C’est pour ces raisons que l’avenir de la franchise se joue sur un pile ou face des plus simples. Pile, les Sixers s’écroulent comme attendu dans quelques jours et enchainent les défaites, pour chuter dans le classement et obtenir leur prochaine victoire en Octobre 2014. Un côté de la pièce qui déplairait certes aux fans de Philly et surtout nous fans de basket, mais arrangerait grandement Hinkie quand on sait le plan qu’il doit tenir. Face, Brett Brown continue son acte de magie et maintient son équipe dans le Top 8 à l’Est aux alentours de Noël.
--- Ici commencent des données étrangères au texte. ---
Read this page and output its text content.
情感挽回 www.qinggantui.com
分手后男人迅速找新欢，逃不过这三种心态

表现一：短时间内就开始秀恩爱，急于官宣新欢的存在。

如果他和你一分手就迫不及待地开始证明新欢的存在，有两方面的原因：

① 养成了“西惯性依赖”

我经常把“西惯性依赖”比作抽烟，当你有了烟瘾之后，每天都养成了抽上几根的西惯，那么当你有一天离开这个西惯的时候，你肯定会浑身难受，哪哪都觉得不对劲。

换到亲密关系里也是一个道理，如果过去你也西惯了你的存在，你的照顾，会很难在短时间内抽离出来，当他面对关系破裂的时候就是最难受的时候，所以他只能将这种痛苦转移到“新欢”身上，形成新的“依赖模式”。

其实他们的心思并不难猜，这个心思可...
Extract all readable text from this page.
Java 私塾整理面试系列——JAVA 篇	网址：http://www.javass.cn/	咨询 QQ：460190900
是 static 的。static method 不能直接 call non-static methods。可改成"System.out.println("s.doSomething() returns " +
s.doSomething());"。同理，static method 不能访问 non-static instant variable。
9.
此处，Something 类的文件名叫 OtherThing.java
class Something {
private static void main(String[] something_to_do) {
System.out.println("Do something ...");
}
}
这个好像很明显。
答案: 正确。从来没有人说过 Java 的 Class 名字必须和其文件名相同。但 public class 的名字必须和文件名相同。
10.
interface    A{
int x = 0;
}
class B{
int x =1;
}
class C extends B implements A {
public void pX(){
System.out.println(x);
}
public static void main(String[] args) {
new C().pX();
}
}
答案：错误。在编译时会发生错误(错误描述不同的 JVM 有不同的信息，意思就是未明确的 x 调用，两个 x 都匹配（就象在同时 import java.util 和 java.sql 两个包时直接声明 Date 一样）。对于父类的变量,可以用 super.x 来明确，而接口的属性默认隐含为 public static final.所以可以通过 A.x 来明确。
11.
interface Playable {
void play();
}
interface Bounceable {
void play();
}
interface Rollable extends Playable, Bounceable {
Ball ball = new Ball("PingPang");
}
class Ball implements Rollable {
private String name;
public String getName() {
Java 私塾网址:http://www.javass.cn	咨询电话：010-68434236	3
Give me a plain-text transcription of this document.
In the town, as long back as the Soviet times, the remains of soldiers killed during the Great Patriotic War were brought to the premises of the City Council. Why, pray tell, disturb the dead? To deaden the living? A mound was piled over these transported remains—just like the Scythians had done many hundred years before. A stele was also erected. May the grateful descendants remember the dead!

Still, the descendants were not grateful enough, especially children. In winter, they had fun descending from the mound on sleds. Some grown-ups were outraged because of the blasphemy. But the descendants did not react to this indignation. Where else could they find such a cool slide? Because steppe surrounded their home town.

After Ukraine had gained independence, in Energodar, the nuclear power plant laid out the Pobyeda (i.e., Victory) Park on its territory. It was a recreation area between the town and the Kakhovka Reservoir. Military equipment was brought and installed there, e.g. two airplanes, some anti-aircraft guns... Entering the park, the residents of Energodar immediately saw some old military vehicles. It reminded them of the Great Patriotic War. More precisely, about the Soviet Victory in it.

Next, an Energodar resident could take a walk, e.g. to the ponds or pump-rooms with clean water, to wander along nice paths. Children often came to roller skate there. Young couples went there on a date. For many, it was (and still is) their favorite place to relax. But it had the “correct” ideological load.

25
Ce qui forcera du coup le GM à réagir, dans l’ignorance de ses fans : réaliser des transferts forcés pour saboter la machine. Aussi diabolique que ça ? Réfléchissons-y un instant. Avec leurs performances récentes, Young, Hawes et Turner ont offert certes de belles victoires à leur équipe, mais surtout un énorme boost en terme de valeur marchande pour Hinkie qui se frotte les mains : nombreuses seraient les franchises capables de lâcher de bons éléments ou des tours de Draft contre ces jeunes au bon potentiel, alors pourquoi ne les transfèrerait-il pas ? En fin de contrat, Hawes est libre de partir et Turner ne semble pas vraiment s’entendre avec son GM : pourquoi ne pas s’en séparer ? Thaddeus Young, qui montre enfin son leadership et sa polyvalence, fait saliver de nombreux squads en quête d’ailier longiligne capable de se débrouiller comme un grand : que récupérer en retour ? En agissant ainsi, la machine serait déréglée, les Sixers seraient sûrs de retourner dans les tréfonds du classement, et la première place de la Draft leur tendrait grandement les bras. Une façon de pensée malsaine, contre laquelle la NBA devrait se battre, mais qui représente pourtant tellement de General Managers dans la Grande Ligue.
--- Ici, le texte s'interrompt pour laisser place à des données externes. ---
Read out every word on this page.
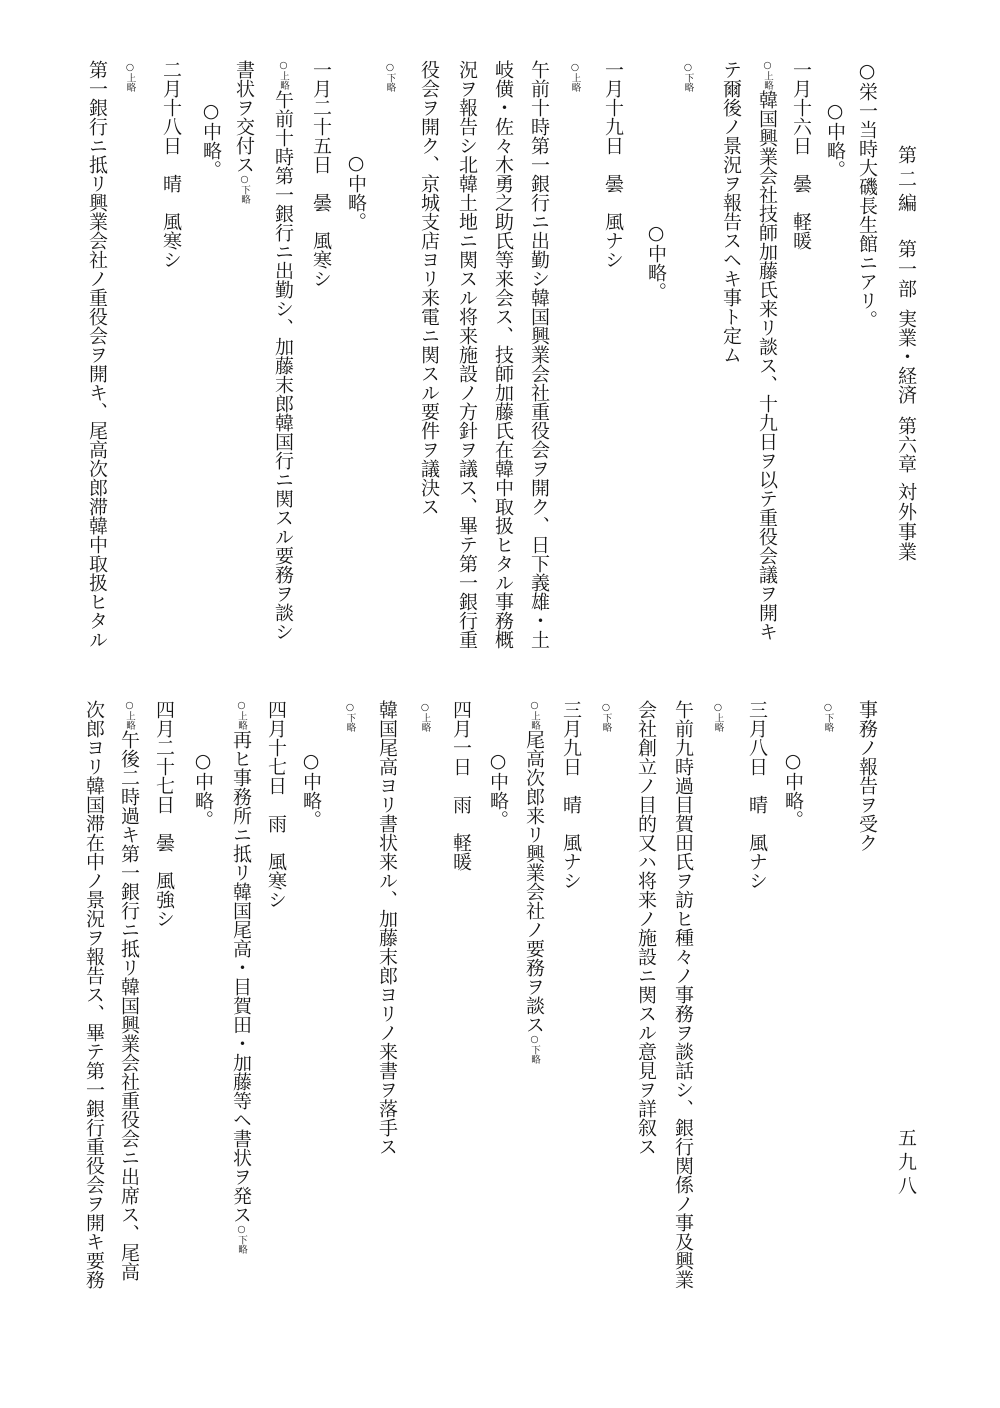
第二編第一部実業・経済第六章対外事業
五九八
○栄一当時大磯長生館ニアリ。
○中略。
一月十六日曇軽暖
○上略韓国興業会社技師加藤氏来リ談ス、十九日ヲ以テ重役会議ヲ開キ
テ爾後ノ景況ヲ報告スヘキ事ト定ム
○下略
○中略。
一月十九日曇風ナシ
○上略
午前十時第一銀行ニ出勤シ韓国興業会社重役会ヲ開ク、日下義雄・土
岐僙・佐々木勇之助氏等来会ス、技師加藤氏在韓中取扱ヒタル事務概
況ヲ報告シ北韓土地ニ関スル将来施設ノ方針ヲ議ス、畢テ第一銀行重
役会ヲ開ク、京城支店ヨリ来電ニ関スル要件ヲ議決ス
○下略
○中略。
一月二十五日曇風寒シ
○上略午前十時第一銀行ニ出勤シ、加藤末郎韓国行ニ関スル要務ヲ談シ
書状ヲ交付ス○下略
○中略。
二月十八日晴風寒シ
○上略
第一銀行ニ抵リ興業会社ノ重役会ヲ開キ、尾高次郎滞韓中取扱ヒタル
事務ノ報告ヲ受ク
○下略
○中略。
三月八日晴風ナシ
○上略
午前九時過目賀田氏ヲ訪ヒ種々ノ事務ヲ談話シ、銀行関係ノ事及興業
会社創立ノ目的又ハ将来ノ施設ニ関スル意見ヲ詳叙ス
○下略
三月九日晴風ナシ
○上略尾高次郎来リ興業会社ノ要務ヲ談ス○下略
○中略。
四月一日雨軽暖
○上略
韓国尾高ヨリ書状来ル、加藤末郎ヨリノ来書ヲ落手ス
○下略
○中略。
四月十七日雨風寒シ
○上略再ヒ事務所ニ抵リ韓国尾高・目賀田・加藤等ヘ書状ヲ発ス○下略
○中略。
四月二十七日曇風強シ
○上略午後二時過キ第一銀行ニ抵リ韓国興業会社重役会ニ出席ス、尾高
次郎ヨリ韓国滞在中ノ景況ヲ報告ス、畢テ第一銀行重役会ヲ開キ要務
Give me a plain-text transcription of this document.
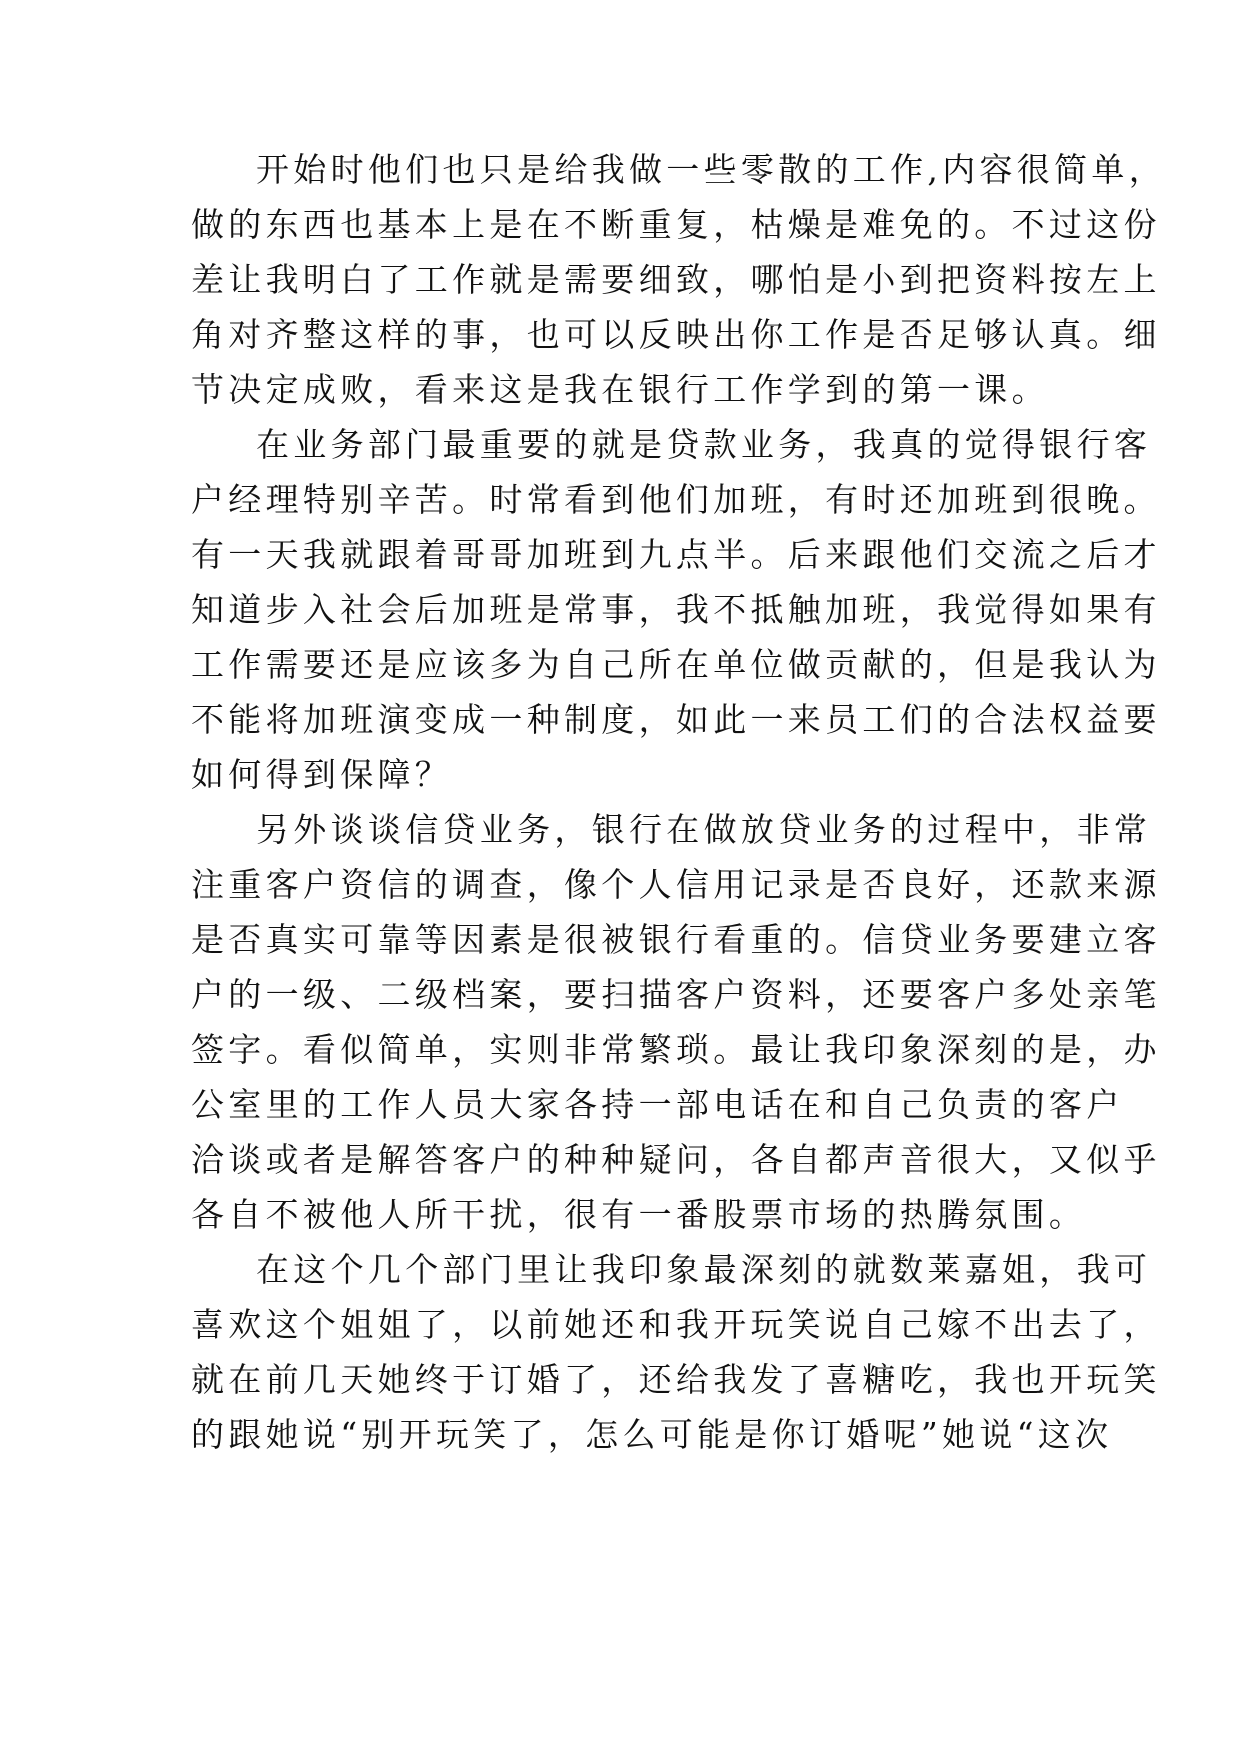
开始时他们也只是给我做一些零散的工作,内容很简单，
做的东西也基本上是在不断重复，枯燥是难免的。不过这份
差让我明白了工作就是需要细致，哪怕是小到把资料按左上
角对齐整这样的事，也可以反映出你工作是否足够认真。细
节决定成败，看来这是我在银行工作学到的第一课。
在业务部门最重要的就是贷款业务，我真的觉得银行客
户经理特别辛苦。时常看到他们加班，有时还加班到很晚。
有一天我就跟着哥哥加班到九点半。后来跟他们交流之后才
知道步入社会后加班是常事，我不抵触加班，我觉得如果有
工作需要还是应该多为自己所在单位做贡献的，但是我认为
不能将加班演变成一种制度，如此一来员工们的合法权益要
如何得到保障？
另外谈谈信贷业务，银行在做放贷业务的过程中，非常
注重客户资信的调查，像个人信用记录是否良好，还款来源
是否真实可靠等因素是很被银行看重的。信贷业务要建立客
户的一级、二级档案，要扫描客户资料，还要客户多处亲笔
签字。看似简单，实则非常繁琐。最让我印象深刻的是，办
公室里的工作人员大家各持一部电话在和自己负责的客户
洽谈或者是解答客户的种种疑问，各自都声音很大，又似乎
各自不被他人所干扰，很有一番股票市场的热腾氛围。
在这个几个部门里让我印象最深刻的就数莱嘉姐，我可
喜欢这个姐姐了，以前她还和我开玩笑说自己嫁不出去了，
就在前几天她终于订婚了，还给我发了喜糖吃，我也开玩笑
的跟她说“别开玩笑了，怎么可能是你订婚呢”她说“这次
Quel spectacle nous offriront ces Sixers dans les prochains jours ? Quelle place occuperont-ils dans un mois ? Si ces questions en surface peuvent être répondues par beaucoup de monde, les résultats créeront quant à eux un possible chambardement dans le roster de Philadelphie, que Brett Brown l’apprécie ou non. Un iceberg qui ne montre donc que sa partie au soleil, quand on sait que sous l’eau se trouve un énorme bordel à régler et géré par Sam Hinkie… Rendez-vous donc dans quelques semaines, pour voir si cette équipe tiendra bien ses deux registres, ceux des résultats et de son effectif.